I partially agree and partially disagree with the idea that this trend has dumbed down cinema or excluded films of greater artistic metric. Although it is true that there was a brief period where artistic movies were the most commercially successful (Tax Driver, The Godfather, Close Encounters of the Third Kind, etc) this period only lasted a few years between Easy Rider in 1969 and Raging Bull in 1980. It is also important to remember that this period occurred between the collapse of one dominant commercial model in Hollywood, the studio system, and the rise of a new one, the modern blockbuster which begins with Star Wars.
Franchise blockbusters are only the most recent form of the blockbuster and I disagree with the accusation that these films are dumbing down cinema. Most often this accusation is usually aimed at sci-fi films or comic book adaptations because these are the highest profile franchise blockbusters. This argument implies that sci-fi or superhero films can never be clever or tackle important real world issues, when there are many counter examples. Sci-fi films such as Elysium or District 9 and superhero films such as Super have used the conventions of their respective genres as a prism to explore real world issues.
Science fiction films have always lent themselves to spectacle and spectacle has always dominated the box office, because film is a visual medium. There is a view summarised by Pegg that: “the more spectacle becomes the driving creative priority, the less thoughtful or challenging the films can become.”
I do not believe this is true, as spectacle based blockbusters can also be very artistic such as films like Alien, Apocalypse Now and Blade Runner.

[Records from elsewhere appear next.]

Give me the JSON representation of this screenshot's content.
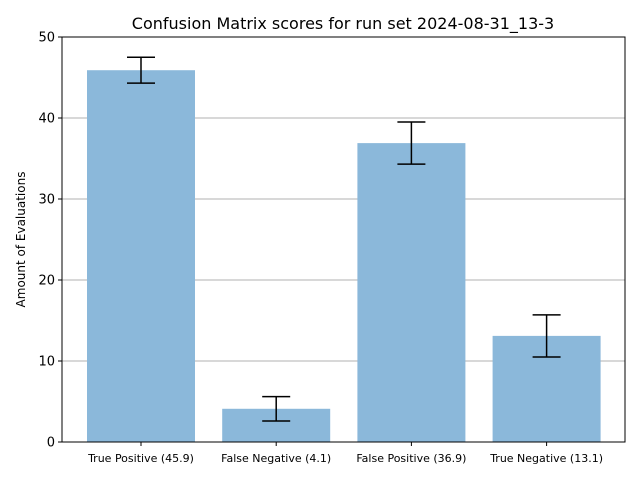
{
  "chart_data": {
    "type": "bar",
    "title": "Confusion Matrix scores for run set 2024-08-31_13-3",
    "xlabel": "",
    "ylabel": "Amount of Evaluations",
    "ylim": [
      0,
      50
    ],
    "yticks": [
      0,
      10,
      20,
      30,
      40,
      50
    ],
    "grid": "y",
    "categories": [
      "True Positive (45.9)",
      "False Negative (4.1)",
      "False Positive (36.9)",
      "True Negative (13.1)"
    ],
    "values": [
      45.9,
      4.1,
      36.9,
      13.1
    ],
    "error_low": [
      44.3,
      2.6,
      34.3,
      10.5
    ],
    "error_high": [
      47.5,
      5.6,
      39.5,
      15.7
    ],
    "bar_color": "#8bb8da",
    "error_color": "#000000",
    "grid_color": "#b0b0b0"
  }
}
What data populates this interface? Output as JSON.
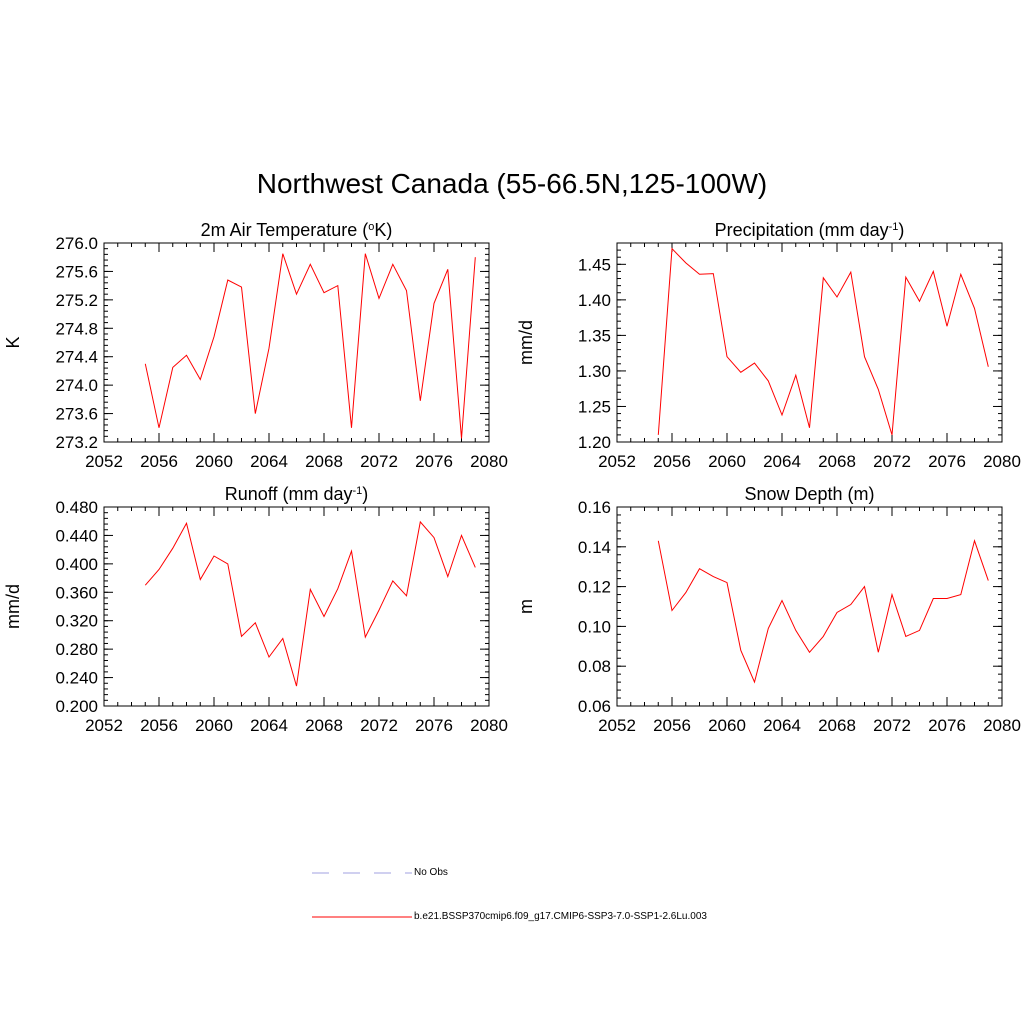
{
  "figure": {
    "title": "Northwest Canada (55-66.5N,125-100W)"
  },
  "chart_data": [
    {
      "type": "line",
      "title": "2m Air Temperature (°K)",
      "title_main": "2m Air Temperature (",
      "title_sup": "o",
      "title_tail": "K)",
      "xlabel": "",
      "ylabel": "K",
      "xlim": [
        2052,
        2080
      ],
      "ylim": [
        273.2,
        276.0
      ],
      "xticks": [
        "2052",
        "2056",
        "2060",
        "2064",
        "2068",
        "2072",
        "2076",
        "2080"
      ],
      "yticks": [
        "273.2",
        "273.6",
        "274.0",
        "274.4",
        "274.8",
        "275.2",
        "275.6",
        "276.0"
      ],
      "x": [
        2055,
        2056,
        2057,
        2058,
        2059,
        2060,
        2061,
        2062,
        2063,
        2064,
        2065,
        2066,
        2067,
        2068,
        2069,
        2070,
        2071,
        2072,
        2073,
        2074,
        2075,
        2076,
        2077,
        2078,
        2079
      ],
      "series": [
        {
          "values": [
            274.3,
            273.4,
            274.25,
            274.42,
            274.08,
            274.68,
            275.48,
            275.38,
            273.6,
            274.52,
            275.85,
            275.28,
            275.7,
            275.3,
            275.4,
            273.4,
            275.85,
            275.22,
            275.7,
            275.33,
            273.78,
            275.15,
            275.63,
            273.25,
            275.8
          ],
          "color": "#ff0000"
        }
      ]
    },
    {
      "type": "line",
      "title": "Precipitation (mm day-1)",
      "title_main": "Precipitation (mm day",
      "title_sup": "-1",
      "title_tail": ")",
      "xlabel": "",
      "ylabel": "mm/d",
      "xlim": [
        2052,
        2080
      ],
      "ylim": [
        1.2,
        1.48
      ],
      "xticks": [
        "2052",
        "2056",
        "2060",
        "2064",
        "2068",
        "2072",
        "2076",
        "2080"
      ],
      "yticks": [
        "1.20",
        "1.25",
        "1.30",
        "1.35",
        "1.40",
        "1.45"
      ],
      "x": [
        2055,
        2056,
        2057,
        2058,
        2059,
        2060,
        2061,
        2062,
        2063,
        2064,
        2065,
        2066,
        2067,
        2068,
        2069,
        2070,
        2071,
        2072,
        2073,
        2074,
        2075,
        2076,
        2077,
        2078,
        2079
      ],
      "series": [
        {
          "values": [
            1.21,
            1.472,
            1.452,
            1.436,
            1.437,
            1.32,
            1.298,
            1.311,
            1.286,
            1.238,
            1.294,
            1.22,
            1.431,
            1.404,
            1.439,
            1.32,
            1.274,
            1.21,
            1.432,
            1.398,
            1.44,
            1.363,
            1.436,
            1.388,
            1.306
          ],
          "color": "#ff0000"
        }
      ]
    },
    {
      "type": "line",
      "title": "Runoff (mm day-1)",
      "title_main": "Runoff (mm day",
      "title_sup": "-1",
      "title_tail": ")",
      "xlabel": "",
      "ylabel": "mm/d",
      "xlim": [
        2052,
        2080
      ],
      "ylim": [
        0.2,
        0.48
      ],
      "xticks": [
        "2052",
        "2056",
        "2060",
        "2064",
        "2068",
        "2072",
        "2076",
        "2080"
      ],
      "yticks": [
        "0.200",
        "0.240",
        "0.280",
        "0.320",
        "0.360",
        "0.400",
        "0.440",
        "0.480"
      ],
      "x": [
        2055,
        2056,
        2057,
        2058,
        2059,
        2060,
        2061,
        2062,
        2063,
        2064,
        2065,
        2066,
        2067,
        2068,
        2069,
        2070,
        2071,
        2072,
        2073,
        2074,
        2075,
        2076,
        2077,
        2078,
        2079
      ],
      "series": [
        {
          "values": [
            0.37,
            0.392,
            0.422,
            0.457,
            0.378,
            0.411,
            0.4,
            0.298,
            0.317,
            0.269,
            0.295,
            0.228,
            0.364,
            0.326,
            0.365,
            0.418,
            0.297,
            0.335,
            0.376,
            0.355,
            0.459,
            0.437,
            0.382,
            0.44,
            0.395
          ],
          "color": "#ff0000"
        }
      ]
    },
    {
      "type": "line",
      "title": "Snow Depth (m)",
      "title_main": "Snow Depth (m)",
      "title_sup": "",
      "title_tail": "",
      "xlabel": "",
      "ylabel": "m",
      "xlim": [
        2052,
        2080
      ],
      "ylim": [
        0.06,
        0.16
      ],
      "xticks": [
        "2052",
        "2056",
        "2060",
        "2064",
        "2068",
        "2072",
        "2076",
        "2080"
      ],
      "yticks": [
        "0.06",
        "0.08",
        "0.10",
        "0.12",
        "0.14",
        "0.16"
      ],
      "x": [
        2055,
        2056,
        2057,
        2058,
        2059,
        2060,
        2061,
        2062,
        2063,
        2064,
        2065,
        2066,
        2067,
        2068,
        2069,
        2070,
        2071,
        2072,
        2073,
        2074,
        2075,
        2076,
        2077,
        2078,
        2079
      ],
      "series": [
        {
          "values": [
            0.143,
            0.108,
            0.117,
            0.129,
            0.125,
            0.122,
            0.088,
            0.072,
            0.099,
            0.113,
            0.098,
            0.087,
            0.095,
            0.107,
            0.111,
            0.12,
            0.087,
            0.116,
            0.095,
            0.098,
            0.114,
            0.114,
            0.116,
            0.143,
            0.123
          ],
          "color": "#ff0000"
        }
      ]
    }
  ],
  "legend": {
    "placement": "bottom",
    "entries": [
      {
        "label": "No Obs",
        "color": "#a0a0e0",
        "style": "dashed"
      },
      {
        "label": "b.e21.BSSP370cmip6.f09_g17.CMIP6-SSP3-7.0-SSP1-2.6Lu.003",
        "color": "#ff0000",
        "style": "solid"
      }
    ]
  }
}
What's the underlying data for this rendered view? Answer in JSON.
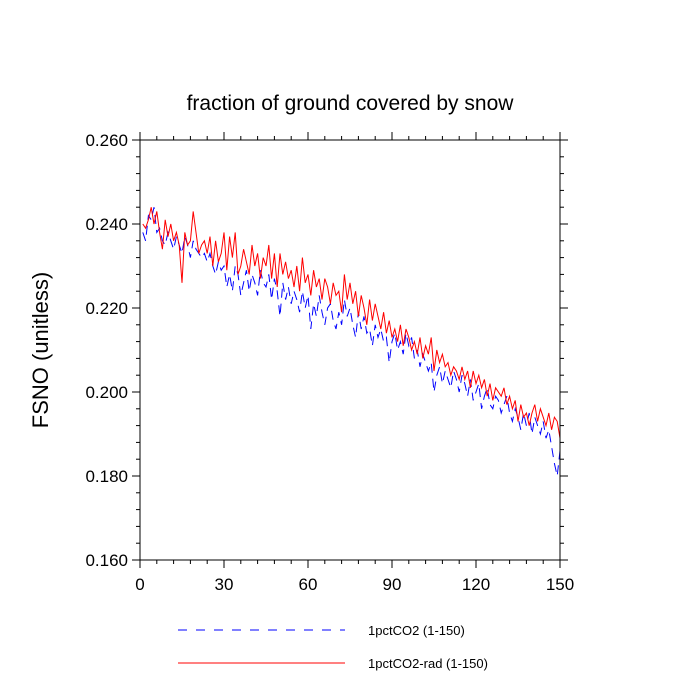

It is not a valid reading of film history to claim that the blockbusters of the 1980s destroyed the artistic credibility of the 1970s, they just changed it.
It should also be remembered creating great art was not a priority in the period before blockbusters came along in the late 1970s. In the 40s, 50s and 60s there were a lot of generic studio films, most of which have been forgotten because they were generic. One reasons why three decades look so good in retrospect is because we only remember the good films. There was no golden age of artistic integrity which we should go back to, and the idea that there was needs to be resisted.
That said I do think the desire to be innovative, challenging and emotional has been pushed out of cinema. The main reason for this is because studios are becoming more risk averse and not chancing innovative or challenging films because they could lose money. This is manifesting itself in the dominance of franchise blockbusters. As cinema goers, we are getting a lot of the same types of film over and over again which is making cinema more boring.
I do not think that franchise blockbusters are themselves to blame for cinema becoming more boring. The current wave for films tied into existing franchises are just a wave or artistic movement like any other, muscle men action movies in the 1980s or melodramas in the 1950s. The wave will break, no artistic movement lasts forever.
However there are two trends in modern cinema which I find collectively troubling. They are that cinema is becoming more boring and more franchise blockbusters are being made. The artistic movement of franchise blockbusters has produced as many good films as any other cinema movement, Guardians of the Galaxy, Iron Man 3 and Captain America: The Winter Soldier are as good as any blockbuster from the 1980s or 1990s and some films such as Tinker Taylor Soldier Spy have had both complex plots and explored complex characters in a subtle way.
The only reason that franchise blockbusters are making cinema more boring is that our cinema diet consists only of franchise blockbusters. Eventually audiences will get bored of franchise blockbusters (I predict this happen somewhere around the time of the Aquaman film) and cinema goers will stop paying to see them. When the fun has gone out of franchise blockbusters and they all become generic, this will end the movement, just as too many dull action movies like Collateral Damage killed the muscle men films. This natural process of artistic movements rising and falling will continue and another new type of blockbuster will take its place. This is not something to be worried about. If you do not like a fashion simply wait, it will change.
The excessively risk averse nature of studios could mean that cinema becomes so dominated by franchised blockbusters that the audience for cinema disappears almost completely. This will most likely happen when audiences are lured away by some other medium, such as video streaming services. It happened before - in the 1960s, the studio system was so reluctant to embrace counter culture that they kept making the same generic pictures they had been making since the 1940s. Film audiences were put off by the old fashioned Hollywood products and lured away by TV, where shows like the Monkey were reflecting cultural changes. Audience could abandon the cinema complete if the studios continue to make franchise blockbusters long after everyone is sick of them.
If this were to happen, it would be a significant event in cinema history, and we might get a brief period of creativity like we did the 1970s after the fall of the studio system and before the rise of the modern blockbusters. However, the process of movements rising and falling will continue and any artistic period will not last long before a new commercial model exerts itself.
Franchise blockbusters are a victim of the changing circumstances, namely studio's risk aversion, and not the cause of them. If cinephiles really do get bored of them then franchise blockbusters will go away as no artistic movement lasts forever. The one thing all artistic movements have in common is their belief that they are special, transcendent and permanent, when in reality they all end. Periods of change between artistic movements are the most interesting and the most creative. They are when certainties are questioned and possibilities open up. However these periods are always brief and commercial models reassert themselves quickly.
Film fans have always worried about cinema becoming too much of a spectacle and not being artistic enough. I do not think movies are dumbing down. They are just changing and they will change again in the future.